Needless to say, multiplayer is a truly stillborn effort. Including only Deathmatch and Team Deathmatch modes, along with a small clutch of maps, two teams duke it out to be first to 50 kills.
The presence of 'intel' after killing enemies, which is used to charge up special moves, adds a nice coda to the usual deathmatch exchange - the victor has to claim part of their spoils - and the destruction plays much more of a noticeable role than in single-player, so by the end of most maps the key buildings look like Swiss cheese.
Those are two decent ideas in a sea of mediocrity, however, and sometimes even worse. The respawning is especially terrible, and needless to say even early players have worked out where to camp out for easy kills. Among the many crazy things about Bodycount is that its influences are clear and yet not a single one of its features can compete with what other games have been doing as a matter of course for many years.
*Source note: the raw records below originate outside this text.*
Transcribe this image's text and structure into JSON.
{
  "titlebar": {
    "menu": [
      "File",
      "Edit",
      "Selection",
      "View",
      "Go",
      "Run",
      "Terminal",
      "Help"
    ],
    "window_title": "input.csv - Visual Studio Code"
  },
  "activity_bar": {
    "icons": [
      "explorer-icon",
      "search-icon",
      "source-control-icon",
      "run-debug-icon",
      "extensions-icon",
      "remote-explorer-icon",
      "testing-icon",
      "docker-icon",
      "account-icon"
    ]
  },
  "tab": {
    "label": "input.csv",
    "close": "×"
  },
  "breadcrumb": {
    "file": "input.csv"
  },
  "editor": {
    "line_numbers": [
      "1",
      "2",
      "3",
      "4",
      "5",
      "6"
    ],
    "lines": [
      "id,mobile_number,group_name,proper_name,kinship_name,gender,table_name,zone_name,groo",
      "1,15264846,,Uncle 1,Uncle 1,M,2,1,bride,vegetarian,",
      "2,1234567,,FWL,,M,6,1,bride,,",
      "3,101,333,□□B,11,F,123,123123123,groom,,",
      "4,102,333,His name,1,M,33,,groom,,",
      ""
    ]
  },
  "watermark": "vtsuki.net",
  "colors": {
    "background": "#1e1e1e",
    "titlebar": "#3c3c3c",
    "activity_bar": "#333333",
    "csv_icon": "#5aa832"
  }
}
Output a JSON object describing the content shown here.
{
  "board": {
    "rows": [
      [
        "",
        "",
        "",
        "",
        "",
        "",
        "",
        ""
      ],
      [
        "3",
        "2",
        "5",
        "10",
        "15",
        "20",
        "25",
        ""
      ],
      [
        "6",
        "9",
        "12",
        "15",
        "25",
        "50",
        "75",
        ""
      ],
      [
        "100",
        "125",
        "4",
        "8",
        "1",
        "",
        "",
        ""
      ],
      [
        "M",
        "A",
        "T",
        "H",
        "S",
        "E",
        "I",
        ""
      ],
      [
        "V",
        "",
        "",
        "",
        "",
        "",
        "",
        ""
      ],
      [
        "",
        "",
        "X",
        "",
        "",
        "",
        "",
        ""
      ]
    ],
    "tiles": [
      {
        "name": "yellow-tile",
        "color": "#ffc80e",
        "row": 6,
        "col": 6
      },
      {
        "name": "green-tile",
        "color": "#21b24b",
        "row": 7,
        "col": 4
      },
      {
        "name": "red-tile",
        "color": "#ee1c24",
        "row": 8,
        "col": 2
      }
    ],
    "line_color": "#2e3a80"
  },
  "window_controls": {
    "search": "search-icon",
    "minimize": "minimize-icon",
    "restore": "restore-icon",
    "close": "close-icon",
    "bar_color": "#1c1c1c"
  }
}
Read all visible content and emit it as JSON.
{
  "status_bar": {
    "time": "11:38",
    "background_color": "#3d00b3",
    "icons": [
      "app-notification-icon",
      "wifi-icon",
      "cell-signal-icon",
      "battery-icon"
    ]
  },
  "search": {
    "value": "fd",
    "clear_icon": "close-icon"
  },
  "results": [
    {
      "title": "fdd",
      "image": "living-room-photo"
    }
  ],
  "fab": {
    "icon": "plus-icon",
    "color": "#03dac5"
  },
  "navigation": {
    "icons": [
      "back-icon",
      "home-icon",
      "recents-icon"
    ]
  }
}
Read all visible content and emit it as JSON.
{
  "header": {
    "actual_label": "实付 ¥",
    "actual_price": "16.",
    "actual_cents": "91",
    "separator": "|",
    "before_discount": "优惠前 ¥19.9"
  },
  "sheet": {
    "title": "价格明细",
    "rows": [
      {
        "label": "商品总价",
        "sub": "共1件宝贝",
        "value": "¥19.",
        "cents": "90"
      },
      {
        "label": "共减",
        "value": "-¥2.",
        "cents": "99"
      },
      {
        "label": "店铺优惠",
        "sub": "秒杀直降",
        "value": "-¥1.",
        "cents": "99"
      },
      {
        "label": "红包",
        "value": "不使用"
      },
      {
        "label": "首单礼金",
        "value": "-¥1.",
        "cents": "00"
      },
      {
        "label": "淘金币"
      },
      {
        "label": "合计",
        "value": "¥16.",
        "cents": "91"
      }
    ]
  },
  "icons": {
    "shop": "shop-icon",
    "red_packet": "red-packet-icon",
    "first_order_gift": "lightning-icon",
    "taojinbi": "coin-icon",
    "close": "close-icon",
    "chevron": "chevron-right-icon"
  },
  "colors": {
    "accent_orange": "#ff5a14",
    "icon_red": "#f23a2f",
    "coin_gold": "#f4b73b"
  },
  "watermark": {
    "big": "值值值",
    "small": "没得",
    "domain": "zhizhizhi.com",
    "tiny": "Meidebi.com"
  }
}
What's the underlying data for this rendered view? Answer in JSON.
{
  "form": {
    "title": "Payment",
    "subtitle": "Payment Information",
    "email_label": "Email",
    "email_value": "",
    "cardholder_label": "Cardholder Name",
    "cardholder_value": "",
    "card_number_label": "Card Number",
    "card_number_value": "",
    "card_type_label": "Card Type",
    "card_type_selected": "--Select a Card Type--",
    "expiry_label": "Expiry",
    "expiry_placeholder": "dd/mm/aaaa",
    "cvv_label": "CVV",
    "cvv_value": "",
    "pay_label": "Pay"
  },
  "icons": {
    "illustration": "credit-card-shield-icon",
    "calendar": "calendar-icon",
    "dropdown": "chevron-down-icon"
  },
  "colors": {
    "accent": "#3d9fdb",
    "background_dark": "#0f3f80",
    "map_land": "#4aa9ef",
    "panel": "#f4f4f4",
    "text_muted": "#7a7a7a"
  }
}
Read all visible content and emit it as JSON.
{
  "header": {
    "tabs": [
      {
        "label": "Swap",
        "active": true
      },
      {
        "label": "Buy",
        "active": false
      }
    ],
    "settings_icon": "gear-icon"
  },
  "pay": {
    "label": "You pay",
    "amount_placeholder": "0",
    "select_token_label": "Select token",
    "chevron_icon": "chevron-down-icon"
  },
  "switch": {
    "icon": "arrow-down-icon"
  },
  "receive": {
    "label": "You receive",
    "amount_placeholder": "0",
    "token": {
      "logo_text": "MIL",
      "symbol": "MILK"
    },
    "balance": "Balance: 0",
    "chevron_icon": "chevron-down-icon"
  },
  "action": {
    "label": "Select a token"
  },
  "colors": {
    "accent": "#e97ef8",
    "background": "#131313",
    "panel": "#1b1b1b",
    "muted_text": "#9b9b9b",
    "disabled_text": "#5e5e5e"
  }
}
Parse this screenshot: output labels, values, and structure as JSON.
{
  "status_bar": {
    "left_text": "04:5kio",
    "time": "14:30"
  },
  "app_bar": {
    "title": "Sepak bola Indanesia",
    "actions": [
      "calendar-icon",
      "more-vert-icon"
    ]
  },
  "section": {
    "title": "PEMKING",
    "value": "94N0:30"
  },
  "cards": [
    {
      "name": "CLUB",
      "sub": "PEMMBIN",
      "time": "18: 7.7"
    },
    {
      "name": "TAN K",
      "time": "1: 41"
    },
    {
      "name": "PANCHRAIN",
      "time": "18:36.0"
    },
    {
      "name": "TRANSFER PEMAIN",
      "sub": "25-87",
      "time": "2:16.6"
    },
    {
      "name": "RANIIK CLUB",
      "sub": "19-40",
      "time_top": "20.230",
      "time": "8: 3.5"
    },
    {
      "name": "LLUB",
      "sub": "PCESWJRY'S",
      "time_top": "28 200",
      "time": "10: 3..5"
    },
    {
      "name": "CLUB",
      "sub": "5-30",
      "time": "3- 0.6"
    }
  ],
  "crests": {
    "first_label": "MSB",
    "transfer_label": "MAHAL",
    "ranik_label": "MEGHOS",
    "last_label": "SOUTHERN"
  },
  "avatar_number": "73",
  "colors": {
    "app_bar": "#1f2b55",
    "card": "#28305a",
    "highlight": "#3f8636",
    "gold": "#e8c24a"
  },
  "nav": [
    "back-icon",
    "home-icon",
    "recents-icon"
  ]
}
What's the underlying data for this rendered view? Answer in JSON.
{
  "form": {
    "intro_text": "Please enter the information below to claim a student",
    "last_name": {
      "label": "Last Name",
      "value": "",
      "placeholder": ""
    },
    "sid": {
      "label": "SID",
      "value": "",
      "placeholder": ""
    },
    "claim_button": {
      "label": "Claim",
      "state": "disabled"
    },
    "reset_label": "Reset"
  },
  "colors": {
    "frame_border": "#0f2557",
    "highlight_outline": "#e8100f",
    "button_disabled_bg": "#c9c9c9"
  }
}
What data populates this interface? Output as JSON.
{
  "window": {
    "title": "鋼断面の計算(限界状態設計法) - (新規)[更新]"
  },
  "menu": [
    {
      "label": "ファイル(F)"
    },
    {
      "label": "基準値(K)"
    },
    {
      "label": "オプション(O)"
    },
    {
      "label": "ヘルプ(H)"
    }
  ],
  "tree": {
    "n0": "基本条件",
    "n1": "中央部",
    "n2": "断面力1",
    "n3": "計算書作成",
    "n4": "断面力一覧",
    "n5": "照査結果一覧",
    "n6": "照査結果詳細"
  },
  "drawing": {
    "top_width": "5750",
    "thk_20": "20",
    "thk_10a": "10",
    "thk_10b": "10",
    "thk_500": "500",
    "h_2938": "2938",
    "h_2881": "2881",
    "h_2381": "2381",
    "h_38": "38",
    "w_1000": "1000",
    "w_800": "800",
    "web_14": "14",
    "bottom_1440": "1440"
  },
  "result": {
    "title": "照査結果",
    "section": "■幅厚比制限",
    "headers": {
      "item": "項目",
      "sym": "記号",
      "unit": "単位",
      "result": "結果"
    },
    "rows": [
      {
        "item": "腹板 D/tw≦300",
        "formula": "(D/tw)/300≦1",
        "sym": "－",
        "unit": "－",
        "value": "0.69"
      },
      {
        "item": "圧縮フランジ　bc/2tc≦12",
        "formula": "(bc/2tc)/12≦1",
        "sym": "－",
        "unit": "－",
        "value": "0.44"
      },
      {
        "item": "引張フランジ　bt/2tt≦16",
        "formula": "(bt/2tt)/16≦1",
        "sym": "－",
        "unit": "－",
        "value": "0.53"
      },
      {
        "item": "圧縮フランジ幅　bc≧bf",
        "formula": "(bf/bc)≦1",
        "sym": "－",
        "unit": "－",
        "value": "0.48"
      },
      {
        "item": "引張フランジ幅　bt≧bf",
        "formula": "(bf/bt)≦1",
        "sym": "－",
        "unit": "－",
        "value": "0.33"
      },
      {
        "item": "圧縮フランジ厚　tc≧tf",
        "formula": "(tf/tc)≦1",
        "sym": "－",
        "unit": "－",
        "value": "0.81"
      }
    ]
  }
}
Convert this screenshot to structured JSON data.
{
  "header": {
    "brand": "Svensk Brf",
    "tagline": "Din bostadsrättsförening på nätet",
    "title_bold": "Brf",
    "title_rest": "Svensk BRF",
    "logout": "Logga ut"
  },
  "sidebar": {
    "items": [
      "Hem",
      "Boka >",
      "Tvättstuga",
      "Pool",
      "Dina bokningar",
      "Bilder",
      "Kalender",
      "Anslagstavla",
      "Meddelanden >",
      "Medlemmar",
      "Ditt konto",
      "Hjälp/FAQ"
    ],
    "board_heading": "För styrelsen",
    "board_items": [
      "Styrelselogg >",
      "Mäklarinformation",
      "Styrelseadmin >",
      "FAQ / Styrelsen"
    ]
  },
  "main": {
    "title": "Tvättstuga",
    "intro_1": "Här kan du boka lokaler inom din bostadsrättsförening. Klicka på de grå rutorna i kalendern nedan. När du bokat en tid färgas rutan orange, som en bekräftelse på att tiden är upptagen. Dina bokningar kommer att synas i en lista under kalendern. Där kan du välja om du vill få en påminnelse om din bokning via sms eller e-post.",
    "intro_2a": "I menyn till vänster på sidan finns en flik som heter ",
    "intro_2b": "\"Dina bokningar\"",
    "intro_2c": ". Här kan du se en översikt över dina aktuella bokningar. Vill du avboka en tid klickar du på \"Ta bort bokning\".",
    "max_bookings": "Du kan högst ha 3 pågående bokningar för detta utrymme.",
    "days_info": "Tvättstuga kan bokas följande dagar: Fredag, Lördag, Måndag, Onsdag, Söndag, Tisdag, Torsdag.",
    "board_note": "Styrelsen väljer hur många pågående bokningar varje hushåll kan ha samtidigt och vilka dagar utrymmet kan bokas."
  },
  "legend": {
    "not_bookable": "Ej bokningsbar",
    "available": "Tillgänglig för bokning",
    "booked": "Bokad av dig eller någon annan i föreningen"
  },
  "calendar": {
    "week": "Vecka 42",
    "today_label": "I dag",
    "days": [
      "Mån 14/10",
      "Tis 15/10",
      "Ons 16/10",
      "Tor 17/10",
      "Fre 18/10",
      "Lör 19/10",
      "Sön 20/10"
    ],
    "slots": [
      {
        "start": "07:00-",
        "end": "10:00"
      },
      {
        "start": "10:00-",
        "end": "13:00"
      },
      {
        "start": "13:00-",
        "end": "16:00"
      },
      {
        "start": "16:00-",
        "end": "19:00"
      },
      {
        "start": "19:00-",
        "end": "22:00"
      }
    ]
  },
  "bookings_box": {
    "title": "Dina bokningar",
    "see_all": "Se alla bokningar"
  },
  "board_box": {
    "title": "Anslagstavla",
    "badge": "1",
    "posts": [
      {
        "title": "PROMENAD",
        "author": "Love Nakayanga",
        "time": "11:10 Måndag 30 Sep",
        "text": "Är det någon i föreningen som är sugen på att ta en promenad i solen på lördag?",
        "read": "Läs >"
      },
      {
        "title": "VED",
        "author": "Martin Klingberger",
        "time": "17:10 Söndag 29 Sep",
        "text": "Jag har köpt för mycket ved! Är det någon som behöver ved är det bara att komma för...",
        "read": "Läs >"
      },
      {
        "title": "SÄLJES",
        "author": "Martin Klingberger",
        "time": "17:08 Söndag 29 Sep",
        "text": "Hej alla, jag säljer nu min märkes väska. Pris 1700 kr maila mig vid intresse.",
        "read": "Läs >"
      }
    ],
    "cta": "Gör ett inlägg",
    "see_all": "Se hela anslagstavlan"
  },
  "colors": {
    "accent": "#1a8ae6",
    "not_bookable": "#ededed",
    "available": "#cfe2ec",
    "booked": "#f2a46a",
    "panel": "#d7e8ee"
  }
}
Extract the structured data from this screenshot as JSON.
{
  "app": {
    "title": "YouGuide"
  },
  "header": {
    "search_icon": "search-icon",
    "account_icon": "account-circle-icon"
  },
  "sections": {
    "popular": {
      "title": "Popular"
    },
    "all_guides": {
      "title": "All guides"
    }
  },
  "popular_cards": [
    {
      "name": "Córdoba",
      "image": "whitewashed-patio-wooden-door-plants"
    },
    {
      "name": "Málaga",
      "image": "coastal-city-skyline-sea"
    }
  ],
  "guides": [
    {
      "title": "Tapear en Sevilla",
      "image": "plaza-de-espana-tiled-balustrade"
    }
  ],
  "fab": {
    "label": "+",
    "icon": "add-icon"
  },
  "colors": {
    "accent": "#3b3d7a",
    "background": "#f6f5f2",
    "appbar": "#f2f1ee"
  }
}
You begin to think that behind Bodycount there is perhaps the story of an heroic development team tasked with doing far too much with far too little, who have performed a minor miracle in simply shipping something that works. Well, works some of the time. It's an explanation. But the killer fact about Bodycount is that it's nowhere near good enough to compete in the FPS arena, and serves nobody - player, developer or publisher.